Community, Diversity, Sustainability and other Overused Words

That Vaccinated Coworker is Not Even 10% Less Likely to Give You Covid than an Unvaxxed Coworker

County health data shows only 9.7% benefit to vaccines in preventing infection

February 3, 2022 - Vaccines to protect against Covid-19 became available to the general public in April, 2021. Since than over 7 million residents of Los Angeles County have taken the full dose of some form of the vaccine. The initial promise was a protection of 95% or greater from infection by Covid-19.

We thought it would be interesting to see how that promise has panned out and what the true effectiveness is in instituting vaccine mandates that exclude unvaccinated individuals or require them to pretest for Covid as if they are more likely to be carrying the disease.

Since June, when County health officials began releasing such data and when large numbers of people became vaccinated, there have been 1,316, 607 new cases of Covid-19.

579,591 of those cases, or 44%, occurred in vaccinated people.

During this 8-month period, the number of fully vaccinated individuals rose from an initial 3,736,175 to 7,027,619 on January 25. The average number of vaccinated people in the county during this period, then, was 5,381,897.

So, with 44% of Covid cases occurring in vaccinated individuals, who comprised an average of 53.7% of the population (of a little over 10 million), vaccines only provided an extra average benefit of 9.7%.

Vaccine mandates never made much sense.

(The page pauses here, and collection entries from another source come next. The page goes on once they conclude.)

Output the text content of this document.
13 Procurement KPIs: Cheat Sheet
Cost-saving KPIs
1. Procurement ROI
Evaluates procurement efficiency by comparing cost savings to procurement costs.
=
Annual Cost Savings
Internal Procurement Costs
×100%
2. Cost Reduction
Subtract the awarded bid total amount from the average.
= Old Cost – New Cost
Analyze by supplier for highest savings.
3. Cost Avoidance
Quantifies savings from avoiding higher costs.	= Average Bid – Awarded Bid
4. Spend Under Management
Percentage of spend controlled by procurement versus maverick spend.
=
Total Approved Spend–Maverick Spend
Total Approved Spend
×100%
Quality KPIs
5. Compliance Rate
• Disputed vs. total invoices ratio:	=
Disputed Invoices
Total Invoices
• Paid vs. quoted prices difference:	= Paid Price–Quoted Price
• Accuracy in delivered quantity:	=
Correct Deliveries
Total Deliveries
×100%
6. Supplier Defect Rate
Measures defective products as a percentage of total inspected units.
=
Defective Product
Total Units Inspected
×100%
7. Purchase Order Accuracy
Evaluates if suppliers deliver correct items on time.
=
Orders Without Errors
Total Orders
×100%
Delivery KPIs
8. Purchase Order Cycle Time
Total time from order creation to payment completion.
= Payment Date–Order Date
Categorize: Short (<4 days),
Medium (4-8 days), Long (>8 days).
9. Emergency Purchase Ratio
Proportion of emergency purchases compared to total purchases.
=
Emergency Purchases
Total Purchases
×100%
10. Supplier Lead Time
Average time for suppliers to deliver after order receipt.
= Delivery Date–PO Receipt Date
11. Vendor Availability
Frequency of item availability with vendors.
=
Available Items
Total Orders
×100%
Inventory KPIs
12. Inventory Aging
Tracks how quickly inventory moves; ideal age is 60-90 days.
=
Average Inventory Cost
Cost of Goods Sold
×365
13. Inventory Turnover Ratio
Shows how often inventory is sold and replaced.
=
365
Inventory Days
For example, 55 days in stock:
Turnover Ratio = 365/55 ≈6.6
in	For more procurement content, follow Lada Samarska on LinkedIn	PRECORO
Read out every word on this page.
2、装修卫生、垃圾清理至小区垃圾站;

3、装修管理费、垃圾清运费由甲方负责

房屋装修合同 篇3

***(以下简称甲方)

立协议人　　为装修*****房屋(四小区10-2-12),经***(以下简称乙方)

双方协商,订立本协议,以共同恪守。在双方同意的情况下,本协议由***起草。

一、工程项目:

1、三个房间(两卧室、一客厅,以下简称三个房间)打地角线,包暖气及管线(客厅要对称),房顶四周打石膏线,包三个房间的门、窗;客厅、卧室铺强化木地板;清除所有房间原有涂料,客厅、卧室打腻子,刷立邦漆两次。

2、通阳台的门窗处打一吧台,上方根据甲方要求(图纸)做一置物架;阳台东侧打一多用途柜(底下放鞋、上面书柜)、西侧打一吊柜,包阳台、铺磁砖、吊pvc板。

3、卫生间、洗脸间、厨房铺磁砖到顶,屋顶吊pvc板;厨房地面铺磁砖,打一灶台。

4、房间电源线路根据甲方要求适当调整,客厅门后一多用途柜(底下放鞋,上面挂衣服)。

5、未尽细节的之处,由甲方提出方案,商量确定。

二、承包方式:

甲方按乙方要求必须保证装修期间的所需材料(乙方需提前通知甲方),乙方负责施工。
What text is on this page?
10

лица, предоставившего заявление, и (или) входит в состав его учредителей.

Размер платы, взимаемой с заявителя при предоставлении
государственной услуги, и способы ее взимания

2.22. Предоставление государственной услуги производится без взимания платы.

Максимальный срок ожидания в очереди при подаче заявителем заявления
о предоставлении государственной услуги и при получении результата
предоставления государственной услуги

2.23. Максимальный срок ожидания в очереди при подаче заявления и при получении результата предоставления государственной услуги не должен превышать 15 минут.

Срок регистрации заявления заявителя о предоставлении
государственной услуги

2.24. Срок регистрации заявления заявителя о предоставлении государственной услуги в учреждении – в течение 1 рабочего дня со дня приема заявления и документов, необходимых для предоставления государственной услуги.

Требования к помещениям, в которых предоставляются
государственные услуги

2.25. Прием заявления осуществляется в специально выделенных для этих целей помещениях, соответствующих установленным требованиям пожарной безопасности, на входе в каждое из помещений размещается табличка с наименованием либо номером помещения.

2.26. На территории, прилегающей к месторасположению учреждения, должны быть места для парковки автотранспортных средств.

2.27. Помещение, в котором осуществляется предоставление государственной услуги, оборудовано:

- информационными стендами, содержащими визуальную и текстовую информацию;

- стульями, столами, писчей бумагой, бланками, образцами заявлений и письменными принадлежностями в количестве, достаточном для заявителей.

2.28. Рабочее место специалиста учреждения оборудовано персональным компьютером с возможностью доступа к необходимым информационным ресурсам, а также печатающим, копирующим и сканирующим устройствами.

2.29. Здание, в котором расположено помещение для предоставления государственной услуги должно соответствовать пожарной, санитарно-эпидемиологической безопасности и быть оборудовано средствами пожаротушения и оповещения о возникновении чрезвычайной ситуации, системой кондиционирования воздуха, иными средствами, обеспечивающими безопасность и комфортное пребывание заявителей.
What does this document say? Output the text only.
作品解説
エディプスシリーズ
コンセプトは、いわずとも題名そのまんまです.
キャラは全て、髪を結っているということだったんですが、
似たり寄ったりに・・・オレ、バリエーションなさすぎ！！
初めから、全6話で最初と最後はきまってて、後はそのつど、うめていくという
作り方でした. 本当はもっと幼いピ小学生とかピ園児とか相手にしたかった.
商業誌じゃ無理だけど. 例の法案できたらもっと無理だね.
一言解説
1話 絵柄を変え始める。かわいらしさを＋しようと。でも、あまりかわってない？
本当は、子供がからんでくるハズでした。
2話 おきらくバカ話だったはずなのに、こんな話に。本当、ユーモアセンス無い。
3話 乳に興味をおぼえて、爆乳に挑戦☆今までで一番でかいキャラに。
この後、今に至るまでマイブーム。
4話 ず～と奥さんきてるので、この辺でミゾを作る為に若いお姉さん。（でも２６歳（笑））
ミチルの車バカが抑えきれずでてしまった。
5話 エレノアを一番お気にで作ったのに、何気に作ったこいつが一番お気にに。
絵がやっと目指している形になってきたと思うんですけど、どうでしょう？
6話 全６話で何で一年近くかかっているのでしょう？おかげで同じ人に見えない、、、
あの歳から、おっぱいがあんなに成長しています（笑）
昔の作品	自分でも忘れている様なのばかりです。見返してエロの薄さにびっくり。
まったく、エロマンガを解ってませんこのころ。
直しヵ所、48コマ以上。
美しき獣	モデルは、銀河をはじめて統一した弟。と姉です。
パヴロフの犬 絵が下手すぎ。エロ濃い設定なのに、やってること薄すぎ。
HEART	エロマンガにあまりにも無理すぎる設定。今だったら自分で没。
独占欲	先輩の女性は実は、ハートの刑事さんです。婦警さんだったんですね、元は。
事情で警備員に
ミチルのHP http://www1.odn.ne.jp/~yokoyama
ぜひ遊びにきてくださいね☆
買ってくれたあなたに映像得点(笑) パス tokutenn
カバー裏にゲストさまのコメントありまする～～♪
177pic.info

If vaccines were supposed to be so good at preventing infection, why should anyone care if they came into contact with an unvaccinated individual? And if vaccines were not doing a good job of preventing infection, such that the vaccinated needed to worry about encountering the novel coronavirus, then it didn't do them much good to stick around only other vaccinated people, who were in the same boat of potential infectiousness.

Either everyone should take a Covid test before entering that restaurant or stadium or going to work - or no one should. Making a distinction between the vaccinated and the unvaccinated regarding their potential infectiousness is a lie. There is almost no difference.

 
 

Reader Comments(1)

Tails877 writes:

Nobody cares about the infection rates of the common cold because it doesn't cause serious illness or death. The most important metric of a vaccine is not whether it prevents infection, but whether it prevents serious illness or death...The CDC notes that even the smallpox vaccine is only 95% effective...In another article you note how deaths from Omicron are 90% less than for Delta, for a similar number of infections, yet you fail to realize that this in part due to the vaccine. Why are you unable or unwilling to make the connection?